Levi watched her circle the plane, cataloging damage, checking components, muttering to herself in the language of mechanics and aviation.

This was her element. The same way he understood explosives, she understood aircraft.

She could look at a dead plane and see the ghost of what it had been, what it could be again.

“Engine's seized,” she said, checking the propeller.

“How can you tell?”

She tugged at the propeller. It didn't move when she tried to rotate it. “Prop doesn’t move.” She pointed to the engine compartment. “From what I can see, the fuel system's probably completely corroded. We'll need to replace every line, every seal.”

“Con says Guardian's dropping supplies at 1400 hours. Should have everything you need.”

“Should have.” She put her hands on her hips. “I hope someone at Guardian knows these birds. They’re old, but they’re solid. If they’re just guessing, we could be screwed.”

“We have the best helping us. They can fly and fix anything. They took the specs on the plane and basically ordered everything she’d need,” Con said in his ear.

“You’ll have what you need,” he assured her. She made a sound that displayed her doubt before climbing up to check the cockpit. “Damn it. The instrument panel's been stripped. Someone took the avionics for parts or to sell.”

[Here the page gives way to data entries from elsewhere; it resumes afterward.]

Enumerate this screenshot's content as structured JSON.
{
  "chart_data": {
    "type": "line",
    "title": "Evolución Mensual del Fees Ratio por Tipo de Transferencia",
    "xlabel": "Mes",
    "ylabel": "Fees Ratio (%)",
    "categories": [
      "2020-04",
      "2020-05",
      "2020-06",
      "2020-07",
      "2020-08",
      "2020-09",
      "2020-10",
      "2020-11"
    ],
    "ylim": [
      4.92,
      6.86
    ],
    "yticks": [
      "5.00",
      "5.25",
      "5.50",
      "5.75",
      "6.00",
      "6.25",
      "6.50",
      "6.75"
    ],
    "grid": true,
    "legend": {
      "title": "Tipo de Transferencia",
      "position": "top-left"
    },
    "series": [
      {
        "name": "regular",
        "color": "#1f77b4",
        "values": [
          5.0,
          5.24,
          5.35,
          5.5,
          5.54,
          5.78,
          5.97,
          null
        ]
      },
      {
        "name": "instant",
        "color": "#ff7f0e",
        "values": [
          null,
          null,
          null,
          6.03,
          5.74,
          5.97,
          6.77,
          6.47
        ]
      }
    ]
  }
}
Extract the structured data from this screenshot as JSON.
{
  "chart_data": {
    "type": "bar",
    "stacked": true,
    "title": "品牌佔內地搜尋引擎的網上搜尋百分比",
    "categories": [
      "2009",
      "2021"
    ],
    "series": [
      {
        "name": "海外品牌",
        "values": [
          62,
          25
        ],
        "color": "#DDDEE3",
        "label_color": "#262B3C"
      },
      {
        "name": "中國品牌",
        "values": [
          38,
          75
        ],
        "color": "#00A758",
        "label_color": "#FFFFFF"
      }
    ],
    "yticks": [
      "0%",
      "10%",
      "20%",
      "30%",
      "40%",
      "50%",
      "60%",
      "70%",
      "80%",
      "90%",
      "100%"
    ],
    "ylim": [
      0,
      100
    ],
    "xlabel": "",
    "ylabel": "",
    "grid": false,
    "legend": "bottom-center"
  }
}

“Can you work around that?”

“I guess I'll have to.” She opened the door wider and disappeared inside. Her voice drifted out, muffled as she moved around inside. “Seats are rotted through. Control cables look okay, though. That's something.”

Levi moved to the maintenance shed and forced the door open.

Inside was exactly what he'd hoped for. There was a workbench of rusted tools, assorted parts, and equipment he couldn’t identify.

Most of it was rusted and useless, but some was still salvageable.

Maybe. He began sorting through it, setting aside anything that appeared to still work and might be useful.

An hour later, Willow emerged from working on the plane, covered in grime and bird shit, but her eyes were bright.